Net migration to South Tyneside has slightly decreased since Brexit, official figures show.
The Office for National Statistics (ONS) estimates that from July 2015 to June 2016, the month of the EU referendum, 149 more long-term migrants arrived from abroad in South Tyneside than left.
In the 12 months after Brexit that figure dropped by 34.
In total, 311 people moved to South Tyneside from abroad and 196 left, leaving the latest net migration figure at 115.
That means South Tyneside’s migrant population is still rising, but at a slower rate than before the referendum.
More people are moving away than before.
In many other parts of the country immigration decreased significantly.
In Manchester net migration halved after the Brexit vote.
While the South Tyneside figures do not give details of where migrants came from, the latest national figures, for 2017-18, show EU migration is at its lowest level since 2012.
Madeleine Sumption, director of the Migration Observatory at the University of Oxford, said: “The UK has clearly become a less attractive country for EU migrants since the referendum.
“The lower value of the pound means that workers coming here for higher wages are getting less than they were in the past, and economic conditions in many of the key EU countries of origin have improved a lot over the past few years.

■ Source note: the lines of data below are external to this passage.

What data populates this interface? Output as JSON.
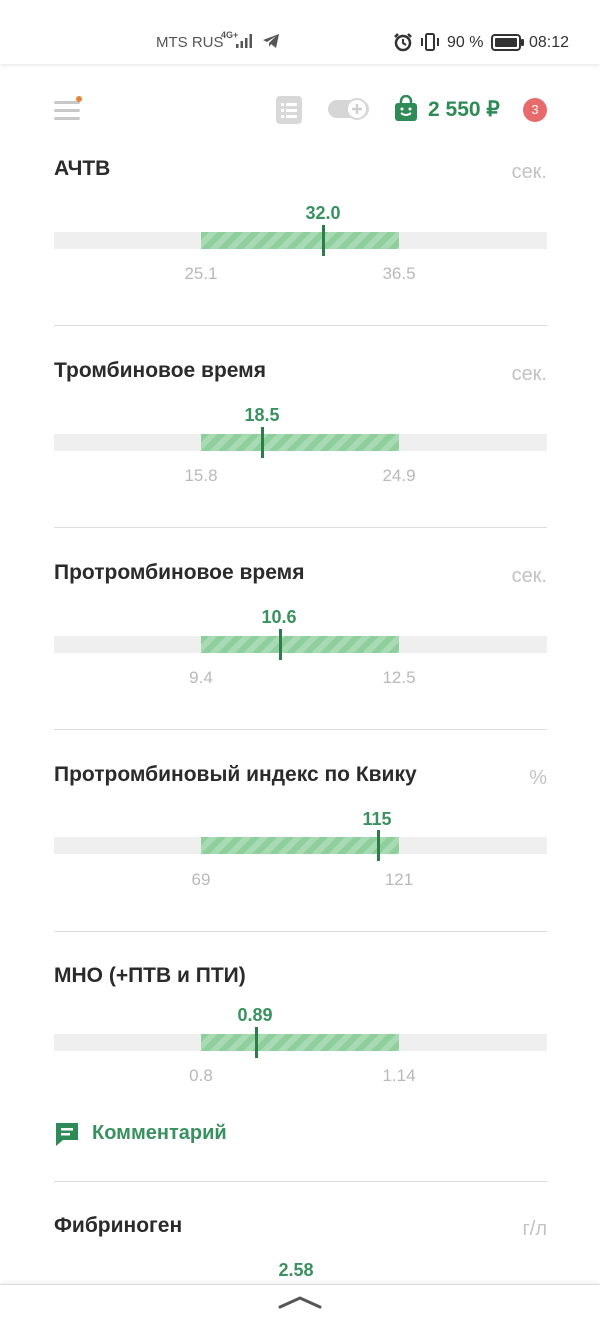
{
  "status_bar": {
    "carrier": "MTS RUS",
    "network": "4G+",
    "battery": "90 %",
    "time": "08:12"
  },
  "header": {
    "price": "2 550 ₽",
    "cart_count": "3",
    "icons": [
      "menu-icon",
      "list-icon",
      "toggle-add-icon",
      "shopping-bag-icon"
    ]
  },
  "results": [
    {
      "title": "АЧТВ",
      "unit": "сек.",
      "value": "32.0",
      "low": "25.1",
      "high": "36.5"
    },
    {
      "title": "Тромбиновое время",
      "unit": "сек.",
      "value": "18.5",
      "low": "15.8",
      "high": "24.9"
    },
    {
      "title": "Протромбиновое время",
      "unit": "сек.",
      "value": "10.6",
      "low": "9.4",
      "high": "12.5"
    },
    {
      "title": "Протромбиновый индекс по Квику",
      "unit": "%",
      "value": "115",
      "low": "69",
      "high": "121"
    },
    {
      "title": "МНО (+ПТВ и ПТИ)",
      "unit": "",
      "value": "0.89",
      "low": "0.8",
      "high": "1.14"
    },
    {
      "title": "Фибриноген",
      "unit": "г/л",
      "value": "2.58"
    }
  ],
  "comment": {
    "label": "Комментарий"
  },
  "colors": {
    "accent": "#2e8b57",
    "badge": "#e86b6b",
    "norm": "#8fcf9d"
  }
}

“Uncertainty about the implications of Brexit may have played a role.”
Nicola Rogers, of the ONS’ Centre for Migration, said: “Today’s figures show that around 270,000 more people are coming to the UK than leaving, so net migration is continuing to add to the UK population.

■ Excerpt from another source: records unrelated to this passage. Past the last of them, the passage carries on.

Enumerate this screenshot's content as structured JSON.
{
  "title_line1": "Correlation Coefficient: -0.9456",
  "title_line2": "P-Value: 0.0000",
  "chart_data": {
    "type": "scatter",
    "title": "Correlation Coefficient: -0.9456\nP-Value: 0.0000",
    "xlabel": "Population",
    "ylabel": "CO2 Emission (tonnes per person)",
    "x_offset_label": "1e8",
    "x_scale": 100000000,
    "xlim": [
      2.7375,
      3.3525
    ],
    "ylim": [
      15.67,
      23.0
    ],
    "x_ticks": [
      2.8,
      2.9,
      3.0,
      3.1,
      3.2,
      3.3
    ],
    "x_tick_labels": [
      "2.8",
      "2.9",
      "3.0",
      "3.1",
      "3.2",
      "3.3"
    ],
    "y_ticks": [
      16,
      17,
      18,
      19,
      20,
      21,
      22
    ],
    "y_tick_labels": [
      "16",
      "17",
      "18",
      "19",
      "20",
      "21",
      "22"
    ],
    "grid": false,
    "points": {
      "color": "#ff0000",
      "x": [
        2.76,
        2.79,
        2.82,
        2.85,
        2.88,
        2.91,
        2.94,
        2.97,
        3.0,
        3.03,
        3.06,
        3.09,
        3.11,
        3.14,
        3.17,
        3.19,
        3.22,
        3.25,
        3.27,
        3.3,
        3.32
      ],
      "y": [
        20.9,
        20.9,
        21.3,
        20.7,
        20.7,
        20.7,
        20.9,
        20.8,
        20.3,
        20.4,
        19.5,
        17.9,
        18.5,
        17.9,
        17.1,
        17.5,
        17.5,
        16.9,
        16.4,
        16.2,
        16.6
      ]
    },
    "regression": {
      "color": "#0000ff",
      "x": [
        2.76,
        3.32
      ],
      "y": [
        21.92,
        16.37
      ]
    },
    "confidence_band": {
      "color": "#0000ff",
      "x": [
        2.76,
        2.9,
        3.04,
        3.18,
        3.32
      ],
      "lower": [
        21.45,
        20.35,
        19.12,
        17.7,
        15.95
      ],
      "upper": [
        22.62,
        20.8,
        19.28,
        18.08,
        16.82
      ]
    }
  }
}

“Net migration has been broadly stable since peak levels seen in 2015 and 2016.”
It is still well above the Government’s net migration target of 100,000.
Non-EU net migration to the UK is now almost three times higher than from the EU, the ONS says.
The figures also give details about GP registrations by migrants. From July 2015 to June 2016, 412 patients registered, compared with 423 patients in the 12 months after.